Когда падают листья... | страница 34



— Что конкретно? — обозлился Дарен, — что ты считаешь преувеличением? То, как с живых людей полоска за полоской срезали кожу или, быть может, то, как солдаты насиловали маленьких девочек во вражеской веснице на пороге их собственного дома?!

Мальчишка вздрогнул и замолчал. Но, видно, хватило его не надолго, и взыгравшее чувство справедливости, победив, вылилось в новый разговор:

— Ну, наши наверняка такого не делали.

— С чего ты взял?

— Они же хорошие, — Ждан пожал плечами.

Дарен расхохотался. Был этот смех горьким, как запах одуванчика, и сумасшедшим.

— Что? — парень обиженно нахмурился. — Что смешного, а?

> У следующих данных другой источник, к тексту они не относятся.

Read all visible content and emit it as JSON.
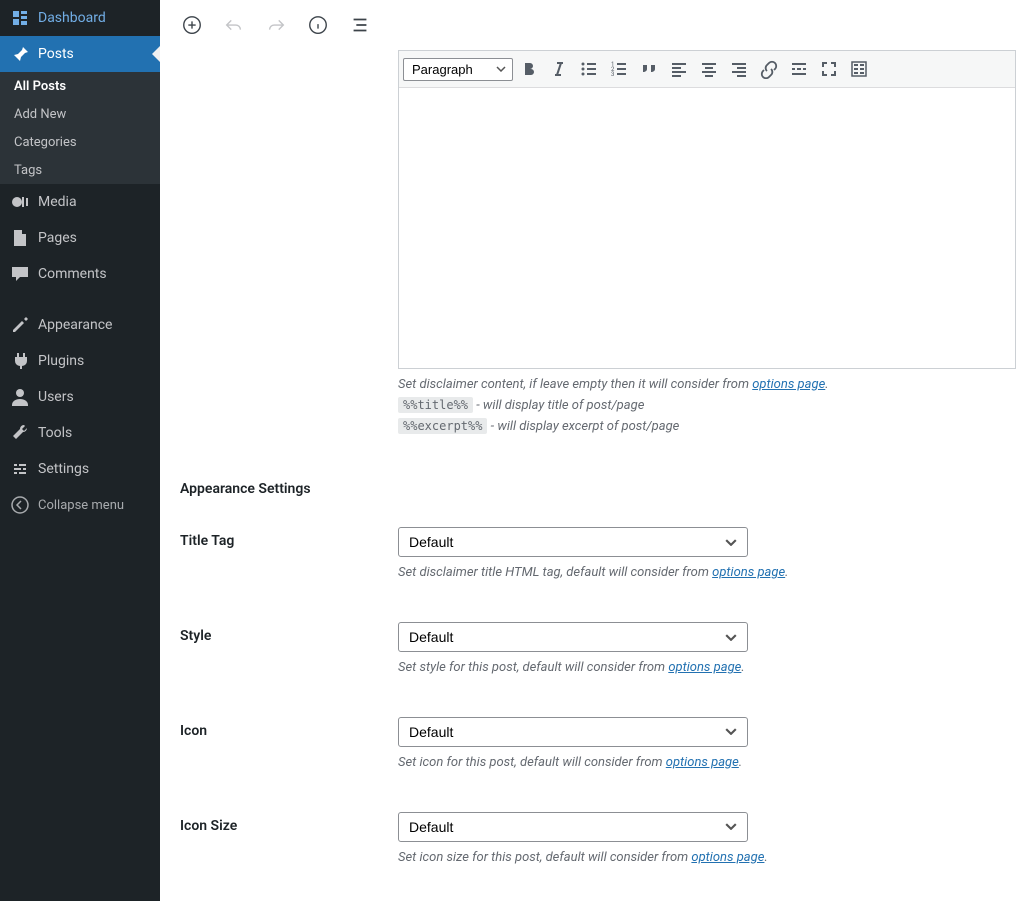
{
  "sidebar": {
    "dashboard": "Dashboard",
    "posts": "Posts",
    "submenu": {
      "all_posts": "All Posts",
      "add_new": "Add New",
      "categories": "Categories",
      "tags": "Tags"
    },
    "media": "Media",
    "pages": "Pages",
    "comments": "Comments",
    "appearance": "Appearance",
    "plugins": "Plugins",
    "users": "Users",
    "tools": "Tools",
    "settings": "Settings",
    "collapse": "Collapse menu"
  },
  "editor": {
    "format": "Paragraph"
  },
  "helper": {
    "content_prefix": "Set disclaimer content, if leave empty then it will consider from ",
    "options_link": "options page",
    "title_token": "%%title%%",
    "title_desc": " - will display title of post/page",
    "excerpt_token": "%%excerpt%%",
    "excerpt_desc": " - will display excerpt of post/page"
  },
  "section": {
    "appearance": "Appearance Settings"
  },
  "fields": {
    "title_tag": {
      "label": "Title Tag",
      "value": "Default",
      "help": "Set disclaimer title HTML tag, default will consider from "
    },
    "style": {
      "label": "Style",
      "value": "Default",
      "help": "Set style for this post, default will consider from "
    },
    "icon": {
      "label": "Icon",
      "value": "Default",
      "help": "Set icon for this post, default will consider from "
    },
    "icon_size": {
      "label": "Icon Size",
      "value": "Default",
      "help": "Set icon size for this post, default will consider from "
    }
  }
}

— Запомни, мальчик. На войне нет "хороших" и "плохих".

— А что тогда есть? — он скептически фыркнул.

— Что есть?.. Тупость тех, кто носит корону, — он повертел в руках упавшую к нему в руки веточку и добавил задумчиво: — а еще, пожалуй, смерть есть.

Ждан пожевал нижнюю губу, раздумывая над словами попутчика.

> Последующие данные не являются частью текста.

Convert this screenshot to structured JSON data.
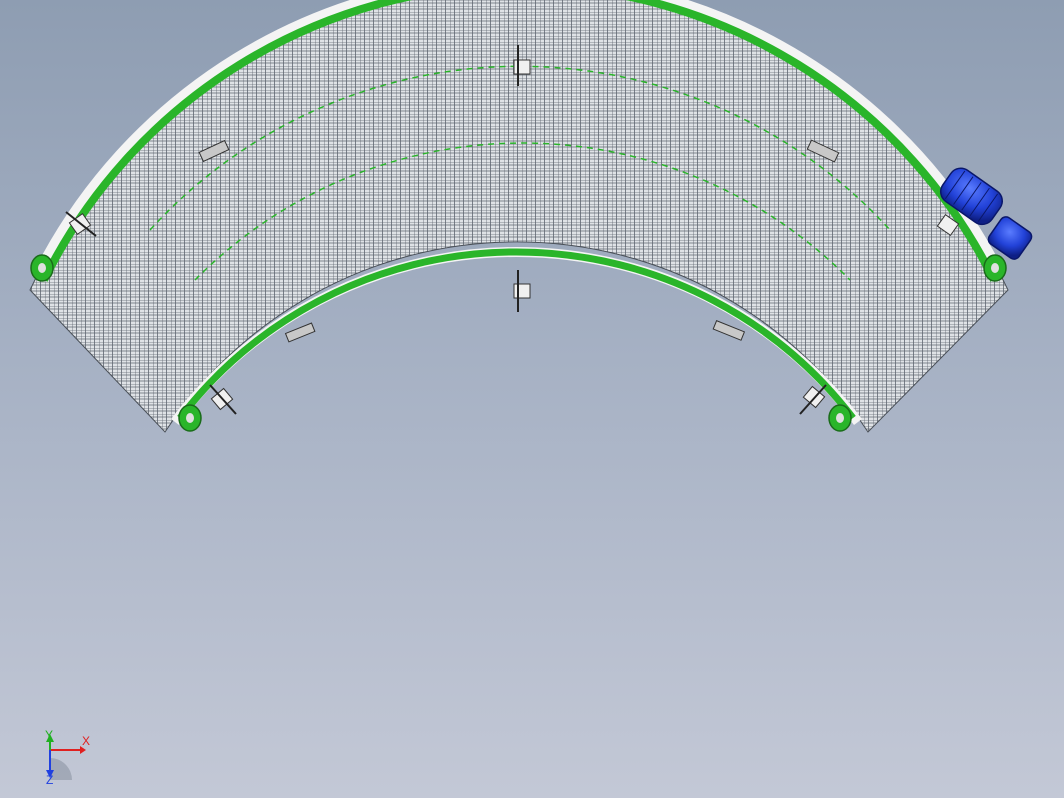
{
  "viewport": {
    "background_top": "#8e9db2",
    "background_bottom": "#c3c8d6"
  },
  "model": {
    "belt_color": "#2ab52a",
    "mesh_color": "#6f7780",
    "frame_color": "#e8e8e8",
    "motor_color": "#2244dd",
    "components": [
      "curved-belt-conveyor",
      "drive-motor",
      "gearbox",
      "end-rollers",
      "side-guide-brackets"
    ]
  },
  "triad": {
    "x_label": "X",
    "y_label": "Y",
    "z_label": "Z",
    "x_color": "#e02020",
    "y_color": "#20b020",
    "z_color": "#2040e0"
  }
}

— И не приведи Оар тебе когда-нибудь узнать, что же такое война.

На этот раз мальчишка молчал дольше. Впрочем, поток мыслей в его голове был отнюдь не таким правильным, каким бы хотел его видеть Дарен.

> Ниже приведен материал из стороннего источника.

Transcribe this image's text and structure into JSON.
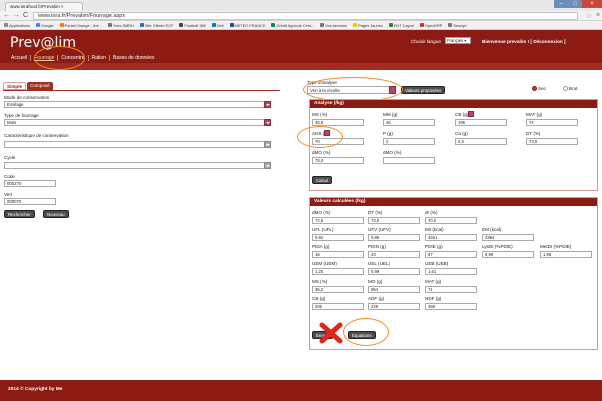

Запах сырых листьев на земле горькой патокой лился в легкие, заставляя вдыхать снова и снова, так, чтобы грудь начинала болеть от напора воздуха. Этот запах напоминал каждому из путников что-то свое — полузабытое, стертое мягким ворсом ковровой дорожки-Судьбы, что-то, давно покоившееся под слоем вековой пыли, но такое прекрасное и завораживающе-грустное…

Дарен вспоминал такие же листья на лесной тропинке, звенящий бархатной струной голос, кленовые листья в хрупких нежных руках… Ему тогда казалось, что все, — излечился он от страшной болезни-вины, излечился лучистым взглядом карих глаз и мягкой улыбкой. Дарен заново учился жить. Снова пробовал жизнь на вкус, и вкус этот был пьянящим, кружащим голову сладкой истомой… Он тогда думал, что это навечно, что все, происходящее с ним — навсегда! Осень, вечная янтарная осень! Вечная радость…

Ее не стало следующей осенью. И вечная радость стала вечной печалью, от которой Дарен был уже не в силах избавиться, да и не хотел. Ему казалось — стоит только рассмеяться и забыть, как тут же сотрется из памяти милое сердцу лицо, как тут же уплывет ее смех и песня…

А на ее могилу уже третий год падали кленовые листья, из которых она так любила плести венки.


Из-за медлительности Ждановой кобылы к границе путники подъехали, когда солнце уже начало удаляться на ночлег, закутываясь в мягкий вечерний плед.